While time will tell whether exports will happen, or whether Nepal will be a permanent importer of Indian electricity, there is no doubt about the criticality of the Muzzafarpur line at present. It is needed in order to reduce the social scourge that is loadshedding, and to promote employment and manufacturing, especially in the Tarai. Given the inability to develop indigenous capacity owing to the decade-long insurgency and extended political uncertainty, as we await Upper Tamakoshi, Upper Karnali, Trishuli-A and others, the only option is to import. Nepal already buys about 110MW, and another 70MW is expected through upgrading of a transmission line in Bihar that NEA itself is carrying out with consent of Indian authorities.

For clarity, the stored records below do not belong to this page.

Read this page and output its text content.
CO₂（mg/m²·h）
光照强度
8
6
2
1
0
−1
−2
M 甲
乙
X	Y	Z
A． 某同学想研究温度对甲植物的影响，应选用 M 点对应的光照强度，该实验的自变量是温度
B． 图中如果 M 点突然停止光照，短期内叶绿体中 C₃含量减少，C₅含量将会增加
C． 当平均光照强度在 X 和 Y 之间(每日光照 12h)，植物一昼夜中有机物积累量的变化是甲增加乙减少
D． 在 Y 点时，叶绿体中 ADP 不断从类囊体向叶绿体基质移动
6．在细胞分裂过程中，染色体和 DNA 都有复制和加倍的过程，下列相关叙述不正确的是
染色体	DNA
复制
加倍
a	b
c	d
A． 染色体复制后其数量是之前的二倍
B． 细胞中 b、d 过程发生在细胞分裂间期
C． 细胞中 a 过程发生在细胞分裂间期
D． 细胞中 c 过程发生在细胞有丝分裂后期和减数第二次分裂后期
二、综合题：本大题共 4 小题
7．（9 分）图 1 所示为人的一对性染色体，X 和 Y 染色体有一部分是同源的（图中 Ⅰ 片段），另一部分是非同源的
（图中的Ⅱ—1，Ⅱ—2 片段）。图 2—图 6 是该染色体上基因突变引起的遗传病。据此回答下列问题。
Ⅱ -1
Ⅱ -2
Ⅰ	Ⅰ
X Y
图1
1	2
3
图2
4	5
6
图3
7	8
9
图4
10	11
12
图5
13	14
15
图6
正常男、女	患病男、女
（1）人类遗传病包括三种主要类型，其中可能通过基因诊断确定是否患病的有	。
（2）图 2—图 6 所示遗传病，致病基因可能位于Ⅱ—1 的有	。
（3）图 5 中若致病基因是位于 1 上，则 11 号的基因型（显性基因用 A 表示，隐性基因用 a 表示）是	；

Supply of the 150MW via Muzzafarpur-Dhalkebar is from a coal-based thermal plant in Chattisgarh in central India. Nepal will be purchasing power from the ‘Chattisgarh Athena’ company at approximately NRs 6.5 per unit; with ‘wheeling charges’, this is approximately the same rate at which NEA buys from national producers during the dry season. This rate is more than four times cheaper than producing electricity with diesel generator sets.

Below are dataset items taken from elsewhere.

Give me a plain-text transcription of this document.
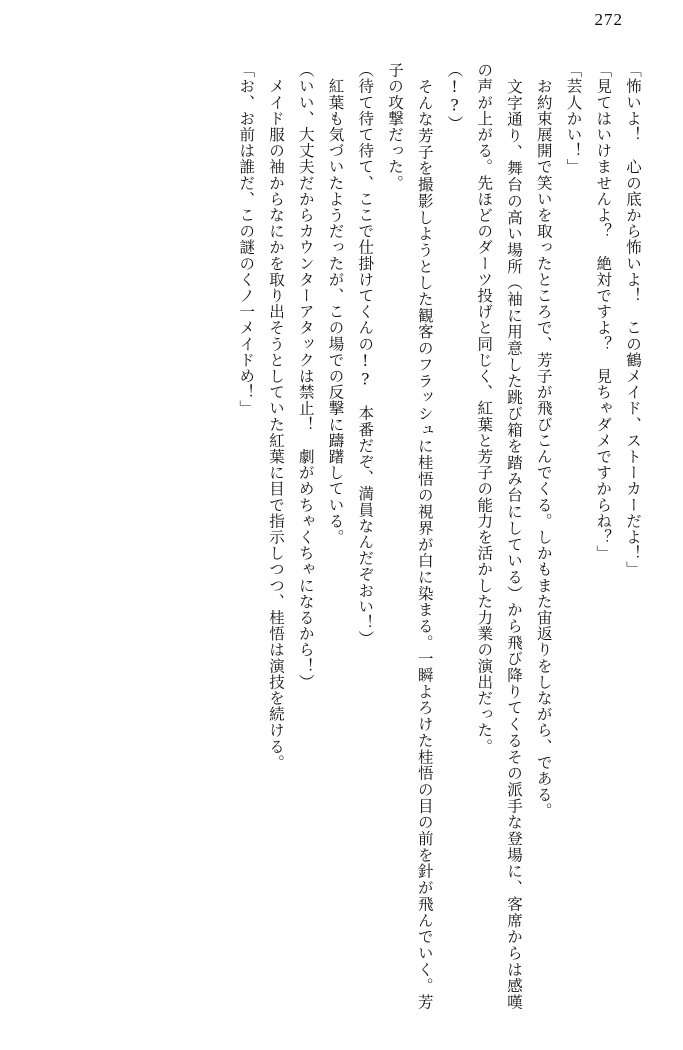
272

「怖いよ！　心の底から怖いよ！　この鶴メイド、ストーカーだよ！」

「見てはいけませんよ？　絶対ですよ？　見ちゃダメですからね？」

「芸人かい！」

　お約束展開で笑いを取ったところで、芳子が飛びこんでくる。しかもまた宙返りをしながら、である。

　文字通り、舞台の高い場所（袖に用意した跳び箱を踏み台にしている）から飛び降りてくるその派手な登場に、客席からは感嘆の声が上がる。先ほどのダーツ投げと同じく、紅葉と芳子の能力を活かした力業の演出だった。

（!?）

　そんな芳子を撮影しようとした観客のフラッシュに桂悟の視界が白に染まる。一瞬よろけた桂悟の目の前を針が飛んでいく。芳子の攻撃だった。

（待て待て待て、ここで仕掛けてくんの!?　本番だぞ、満員なんだぞおい！）

　紅葉も気づいたようだったが、この場での反撃に躊躇している。

（いい、大丈夫だからカウンターアタックは禁止！　劇がめちゃくちゃになるから！）

　メイド服の袖からなにかを取り出そうとしていた紅葉に目で指示しつつ、桂悟は演技を続ける。

「お、お前は誰だ、この謎のくノ一メイドめ！」
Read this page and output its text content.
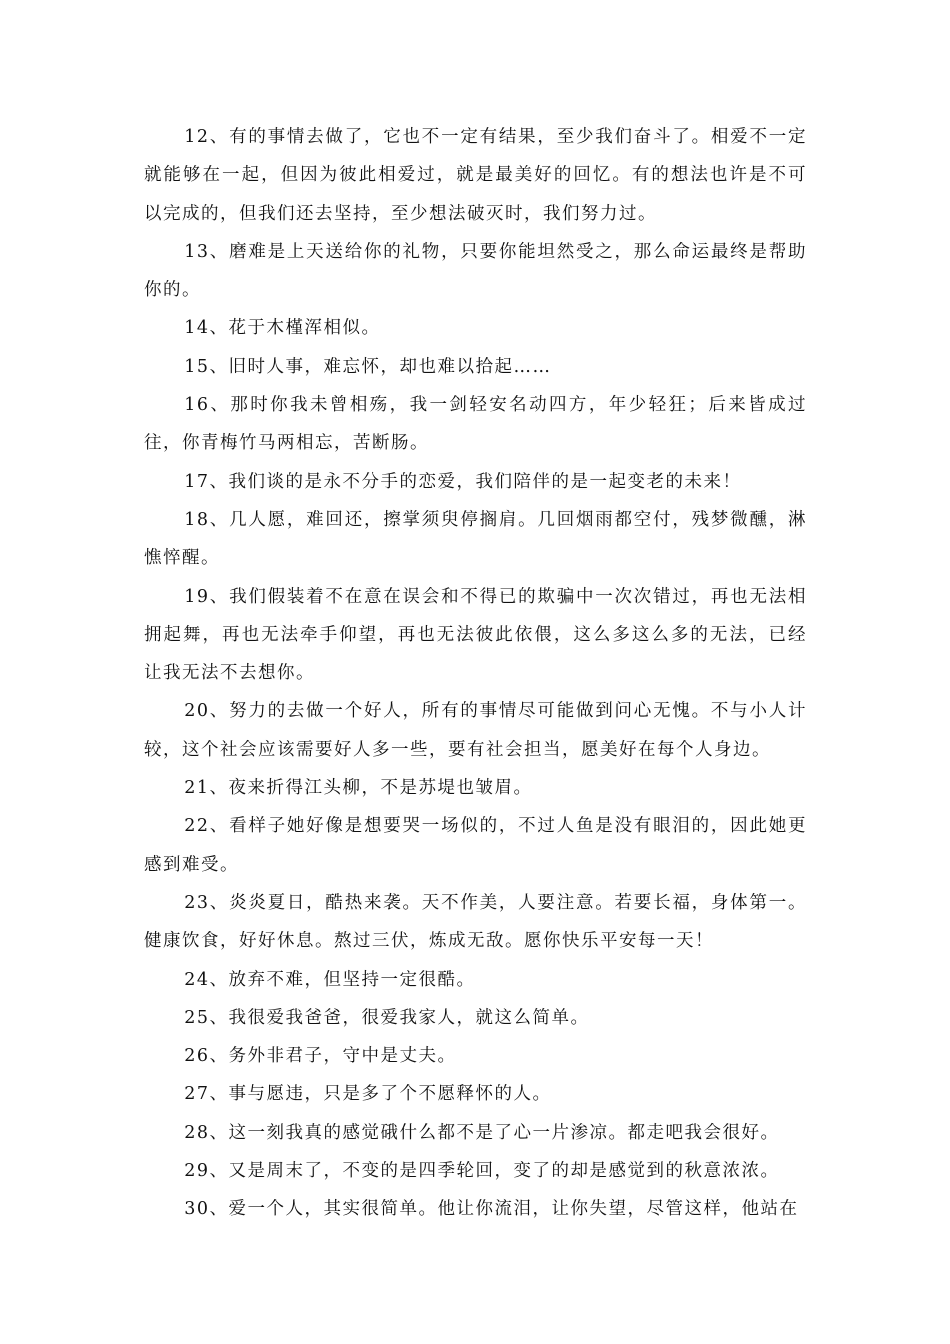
12、有的事情去做了，它也不一定有结果，至少我们奋斗了。相爱不一定就能够在一起，但因为彼此相爱过，就是最美好的回忆。有的想法也许是不可以完成的，但我们还去坚持，至少想法破灭时，我们努力过。

13、磨难是上天送给你的礼物，只要你能坦然受之，那么命运最终是帮助你的。

14、花于木槿浑相似。

15、旧时人事，难忘怀，却也难以拾起……

16、那时你我未曾相殇，我一剑轻安名动四方，年少轻狂；后来皆成过往，你青梅竹马两相忘，苦断肠。

17、我们谈的是永不分手的恋爱，我们陪伴的是一起变老的未来！

18、几人愿，难回还，擦掌须臾停搁肩。几回烟雨都空付，残梦微醺，淋憔悴醒。

19、我们假装着不在意在误会和不得已的欺骗中一次次错过，再也无法相拥起舞，再也无法牵手仰望，再也无法彼此依偎，这么多这么多的无法，已经让我无法不去想你。

20、努力的去做一个好人，所有的事情尽可能做到问心无愧。不与小人计较，这个社会应该需要好人多一些，要有社会担当，愿美好在每个人身边。

21、夜来折得江头柳，不是苏堤也皱眉。

22、看样子她好像是想要哭一场似的，不过人鱼是没有眼泪的，因此她更感到难受。

23、炎炎夏日，酷热来袭。天不作美，人要注意。若要长福，身体第一。健康饮食，好好休息。熬过三伏，炼成无敌。愿你快乐平安每一天！

24、放弃不难，但坚持一定很酷。

25、我很爱我爸爸，很爱我家人，就这么简单。

26、务外非君子，守中是丈夫。

27、事与愿违，只是多了个不愿释怀的人。

28、这一刻我真的感觉硪什么都不是了心一片渗凉。都走吧我会很好。

29、又是周末了，不变的是四季轮回，变了的却是感觉到的秋意浓浓。

30、爱一个人，其实很简单。他让你流泪，让你失望，尽管这样，他站在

“Under the circumstances, Nepal may be advised to use the full 1,000MW that the Muzzafarpur line can supply and lock in long-term supplies sourcing specific plants in India,” says Thapa. He believes that Nepal’s power planning is skewed by unrealistically low estimates of how the (suppressed) demand will pick up.

 

Oxygen of electricity

Sadly, there is no certainty that even the Muzzaffarpur-Dhalkebar line will be built on time. No matter the level of urgency being felt by a large population in great distress and an economy that has choked for years on end for lack of the oxygen of electricity, the inertia of the political players and institutions continues even after the invigorating elections of November 2013. For long, as far as electricity supply is concerned, the people have been victimised by what can only be described as sabotage-through-inertia.

There are altogether 400 towers to be placed on the line from Muzzafarpur, along 100km within India and 40km in the Nepal stretch. India is said to have already arranged right-of-way and foundations for the towers have been laid. On the other hand, land acquisition has yet to begin on the Nepal side and the local activism that recently halted construction on the Khimti-Dhalkebar transmission corridor rings a bell of alarm.

Inaugural of the Muzzafarpur line is set for June 15, 2015 but we can be thankful if it is ready by the winter of that year. If there is delay, it will most likely be the fault of the Nepal side, no matter the level of desperation of the people and economy.